The Head of the Prime Minister's Economic Office, Alexis Patelis, stresses to BD: "In the long term, low inflation ensures the purchasing power of our weakest fellow citizens. Economic theory says that taming inflation - which we all want - goes through rising interest rates. As announced by the European Central Bank, this will be front-loaded, starting next month. Greek government debt has a long-term horizon - over 20 years on average - and at an interest rate that has been largely locked in through swaps. The private sector did not participate in unrestrained credit expansionseen in other countries.
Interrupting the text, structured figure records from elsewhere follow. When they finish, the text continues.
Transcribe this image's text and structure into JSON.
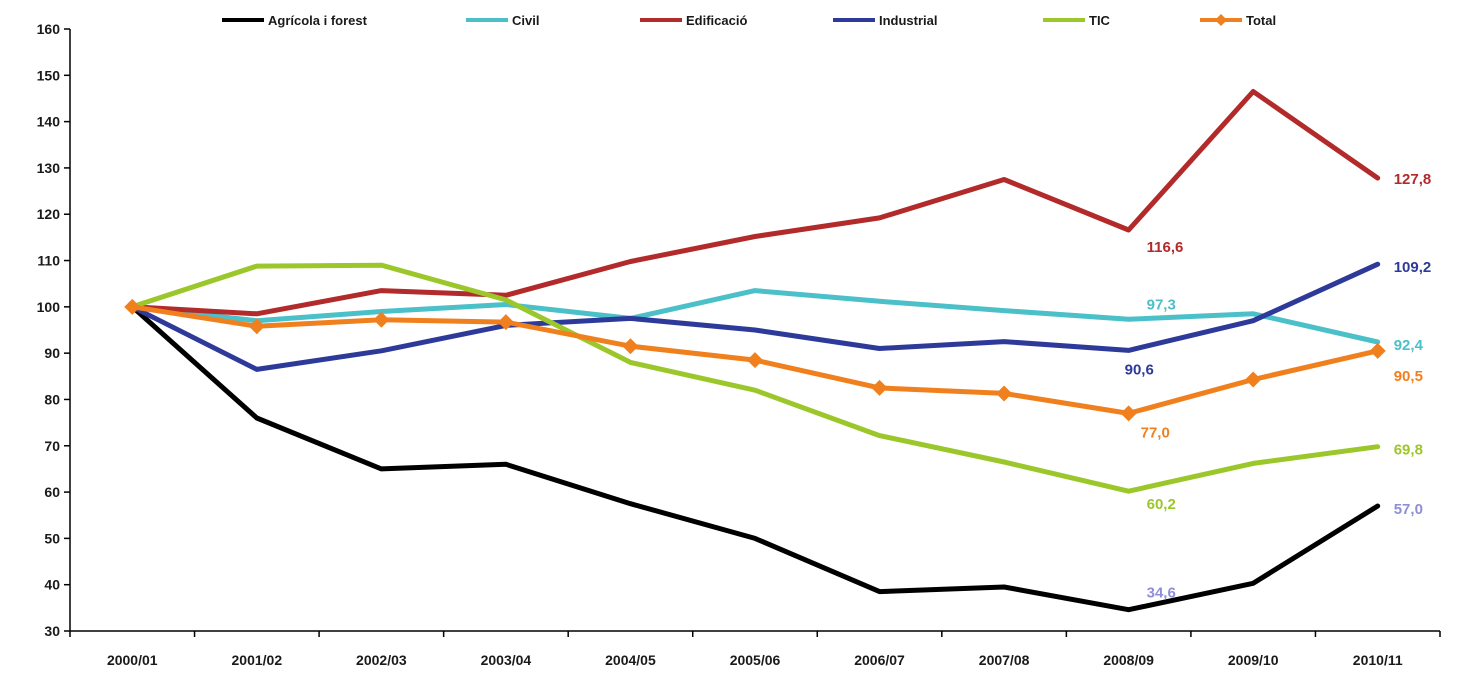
{
  "chart_data": {
    "type": "line",
    "categories": [
      "2000/01",
      "2001/02",
      "2002/03",
      "2003/04",
      "2004/05",
      "2005/06",
      "2006/07",
      "2007/08",
      "2008/09",
      "2009/10",
      "2010/11"
    ],
    "ylim": [
      30,
      160
    ],
    "yticks": [
      "30",
      "40",
      "50",
      "60",
      "70",
      "80",
      "90",
      "100",
      "110",
      "120",
      "130",
      "140",
      "150",
      "160"
    ],
    "legend_position": "top",
    "grid": false,
    "series": [
      {
        "name": "Agrícola i forest",
        "color": "#000000",
        "values": [
          100,
          76,
          65,
          66,
          57.5,
          50,
          38.5,
          39.5,
          34.6,
          40.3,
          57.0
        ]
      },
      {
        "name": "Civil",
        "color": "#4bc0c8",
        "values": [
          100,
          97,
          99,
          100.5,
          97.5,
          103.5,
          101.2,
          99.2,
          97.3,
          98.5,
          92.4
        ]
      },
      {
        "name": "Edificació",
        "color": "#b22a2a",
        "values": [
          100,
          98.5,
          103.5,
          102.5,
          109.8,
          115.2,
          119.2,
          127.5,
          116.6,
          146.5,
          127.8
        ]
      },
      {
        "name": "Industrial",
        "color": "#2e3a9a",
        "values": [
          100,
          86.5,
          90.5,
          96,
          97.5,
          95,
          91,
          92.5,
          90.6,
          97,
          109.2
        ]
      },
      {
        "name": "TIC",
        "color": "#9cc72a",
        "values": [
          100,
          108.8,
          109,
          101.5,
          88,
          82,
          72.2,
          66.5,
          60.2,
          66.2,
          69.8
        ]
      },
      {
        "name": "Total",
        "color": "#f0801e",
        "marker": "diamond",
        "values": [
          100,
          95.8,
          97.2,
          96.7,
          91.5,
          88.5,
          82.5,
          81.3,
          77.0,
          84.3,
          90.5
        ]
      }
    ],
    "annotations": [
      {
        "text": "127,8",
        "color": "#b22a2a",
        "cat_index": 10,
        "value": 127.8
      },
      {
        "text": "116,6",
        "color": "#b22a2a",
        "cat_index": 8,
        "value": 116.6
      },
      {
        "text": "109,2",
        "color": "#2e3a9a",
        "cat_index": 10,
        "value": 109.2
      },
      {
        "text": "97,3",
        "color": "#4bc0c8",
        "cat_index": 8,
        "value": 97.3
      },
      {
        "text": "92,4",
        "color": "#4bc0c8",
        "cat_index": 10,
        "value": 92.4
      },
      {
        "text": "90,6",
        "color": "#2e3a9a",
        "cat_index": 8,
        "value": 90.6
      },
      {
        "text": "90,5",
        "color": "#f0801e",
        "cat_index": 10,
        "value": 90.5
      },
      {
        "text": "77,0",
        "color": "#f0801e",
        "cat_index": 8,
        "value": 77.0
      },
      {
        "text": "69,8",
        "color": "#9cc72a",
        "cat_index": 10,
        "value": 69.8
      },
      {
        "text": "60,2",
        "color": "#9cc72a",
        "cat_index": 8,
        "value": 60.2
      },
      {
        "text": "57,0",
        "color": "#8f8fd8",
        "cat_index": 10,
        "value": 57.0
      },
      {
        "text": "34,6",
        "color": "#8f8fd8",
        "cat_index": 8,
        "value": 34.6
      }
    ]
  }
}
However, the money in Greece will become more expensive and the interest rates on floating loans will increase."

Ηλίας Λεκκός, Επικεφαλής Οικονομικής Ανάλυσης και Επενδυτικής Στρατηγικής, Τράπεζα Πειραιώς

 

Ilias Lekkos, Head of Economic Analysis and Investment Strategy of Piraeus Bank Group, says: “The Greek economy is expected to achieve a particularly high growth rate in 2022 despite the challenges posed by the international geopolitical environment, the energy crisis and inflationary pressures. Domestic economy is expected to grow this year close to +6%, compared to around +2.4% for Eurozone member countries. Despite the uncertainties of the war, the Greek economy, through the acceleration of investments with the RRF, could achieve an even better performance in 2023 compared to eurozone countries by further improving the country's macroeconomic picture, especially on the debt-to-GDP side. In addition to strong growth rates, Greece has an excellent debt profile and has regained its credibility, characteristics that make the country extremely resilient to the current turbulence in the bond market."